= Chavdar Voyvoda =

Who doesn't know Chavdar Voyvoda,
who has not heard of him?
…
And he was a fearsome hajduk
for wealthy people and Turks;
but for the miserable poor people
Chavdar Voyvoda was a protection!
— Hristo Botev, Hajduks, 1871

Chavdar (Чавдар) was a 16th-century semi-legendary Bulgarian hajduk voivode, a leader of a band of outlaws and a protector of the people against Ottoman injustice. Hajduks would usually take to the woods and wage guerrilla warfare on the ruling Turks. Chavdar was born in south Macedonia and headed a band of 300 people.

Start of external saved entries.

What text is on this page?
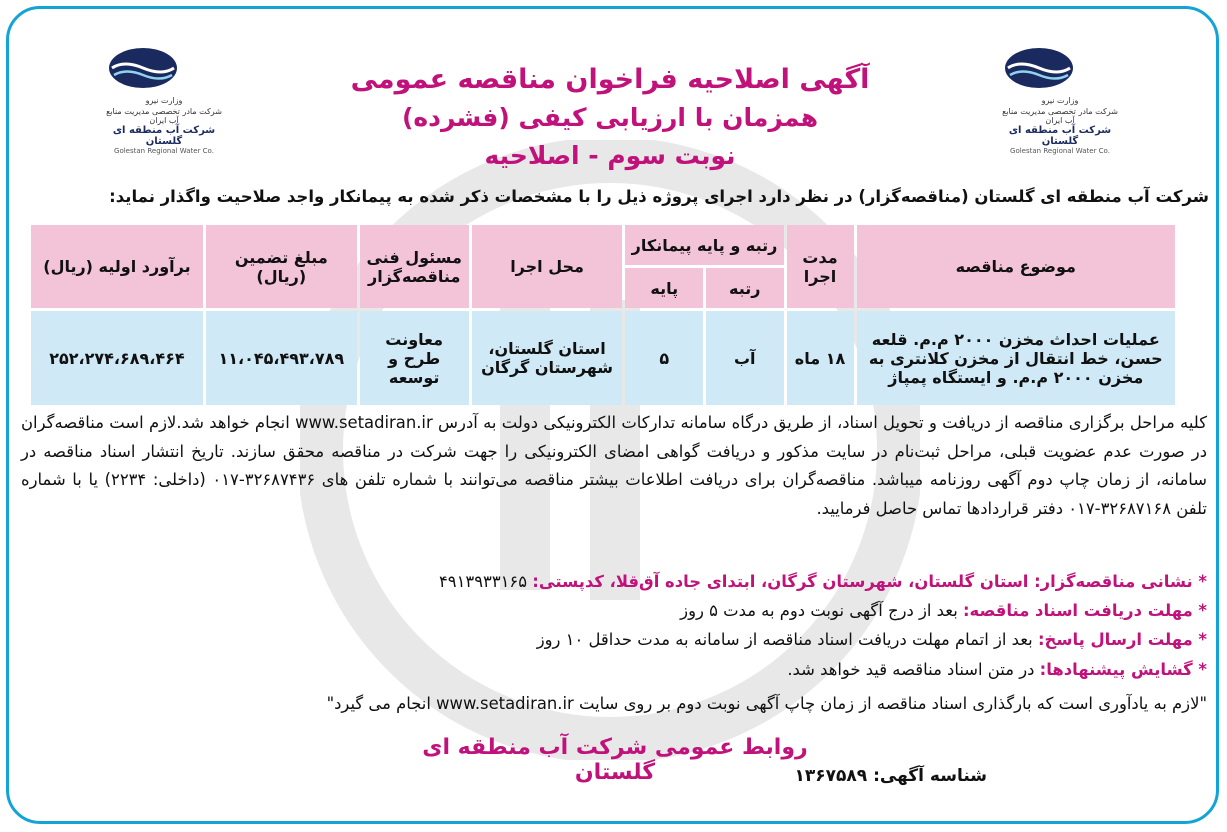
وزارت نیرو
شرکت مادر تخصصی مدیریت منابع آب ایران
شرکت آب منطقه ای گلستان
Golestan Regional Water Co.
وزارت نیرو
شرکت مادر تخصصی مدیریت منابع آب ایران
شرکت آب منطقه ای گلستان
Golestan Regional Water Co.
آگهی اصلاحیه فراخوان مناقصه عمومی
همزمان با ارزیابی کیفی (فشرده)
نوبت سوم - اصلاحیه
شرکت آب منطقه ای گلستان (مناقصه‌گزار) در نظر دارد اجرای پروژه ذیل را با مشخصات ذکر شده به پیمانکار واجد صلاحیت واگذار نماید:
موضوع مناقصه	مدت اجرا	رتبه و پایه پیمانکار		محل اجرا	مسئول فنی مناقصه‌گزار	مبلغ تضمین (ریال)	برآورد اولیه (ریال)
		رتبه	پایه				
عملیات احداث مخزن ۲۰۰۰ م.م. قلعه حسن، خط انتقال از مخزن کلانتری به مخزن ۲۰۰۰ م.م. و ایستگاه پمپاژ	۱۸ ماه	آب	۵	استان گلستان، شهرستان گرگان	معاونت طرح و توسعه	۱۱،۰۴۵،۴۹۳،۷۸۹	۲۵۲،۲۷۴،۶۸۹،۴۶۴

کلیه مراحل برگزاری مناقصه از دریافت و تحویل اسناد، از طریق درگاه سامانه تدارکات الکترونیکی دولت به آدرس www.setadiran.ir انجام خواهد شد.لازم است مناقصه‌گران در صورت عدم عضویت قبلی، مراحل ثبت‌نام در سایت مذکور و دریافت گواهی امضای الکترونیکی را جهت شرکت در مناقصه محقق سازند. تاریخ انتشار اسناد مناقصه در سامانه، از زمان چاپ دوم آگهی روزنامه میباشد. مناقصه‌گران برای دریافت اطلاعات بیشتر مناقصه می‌توانند با شماره تلفن های ۳۲۶۸۷۴۳۶-۰۱۷ (داخلی: ۲۲۳۴) یا با شماره تلفن ۳۲۶۸۷۱۶۸-۰۱۷ دفتر قراردادها تماس حاصل فرمایید.

* نشانی مناقصه‌گزار: استان گلستان، شهرستان گرگان، ابتدای جاده آق‌قلا، کدپستی: ۴۹۱۳۹۳۳۱۶۵
* مهلت دریافت اسناد مناقصه: بعد از درج آگهی نوبت دوم به مدت ۵ روز
* مهلت ارسال پاسخ: بعد از اتمام مهلت دریافت اسناد مناقصه از سامانه به مدت حداقل ۱۰ روز
* گشایش پیشنهادها: در متن اسناد مناقصه قید خواهد شد.
"لازم به یادآوری است که بارگذاری اسناد مناقصه از زمان چاپ آگهی نوبت دوم بر روی سایت www.setadiran.ir انجام می گیرد"
روابط عمومی شرکت آب منطقه ای گلستان	شناسه آگهی: ۱۳۶۷۵۸۹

He was initially active in the Štip and Kozjak regions, but subsequently moved to the region of Sofia. According to the legend, he was captured by the pasha of Sofia by trickery, but rescued by his nephew and standard-bearer Lalush Voyvoda who devastated the pasha's estates. It is thought that Chavdar may have been one of the hajduks who assaulted Sofia in February 1595.

==Legacy==

One of the greatest hajduk figures in Bulgarian folklore and epic tales, Chavdar was immortalised by national poet Hristo Botev. One of Botev's masterpieces, Hajduks, is about Chavdar, as are a large number of folk songs. A Bulgarian coach company carries the name of this character.

Chavdar Peninsula in Graham Land on the Antarctic Peninsula, Antarctica is named after Chavdar.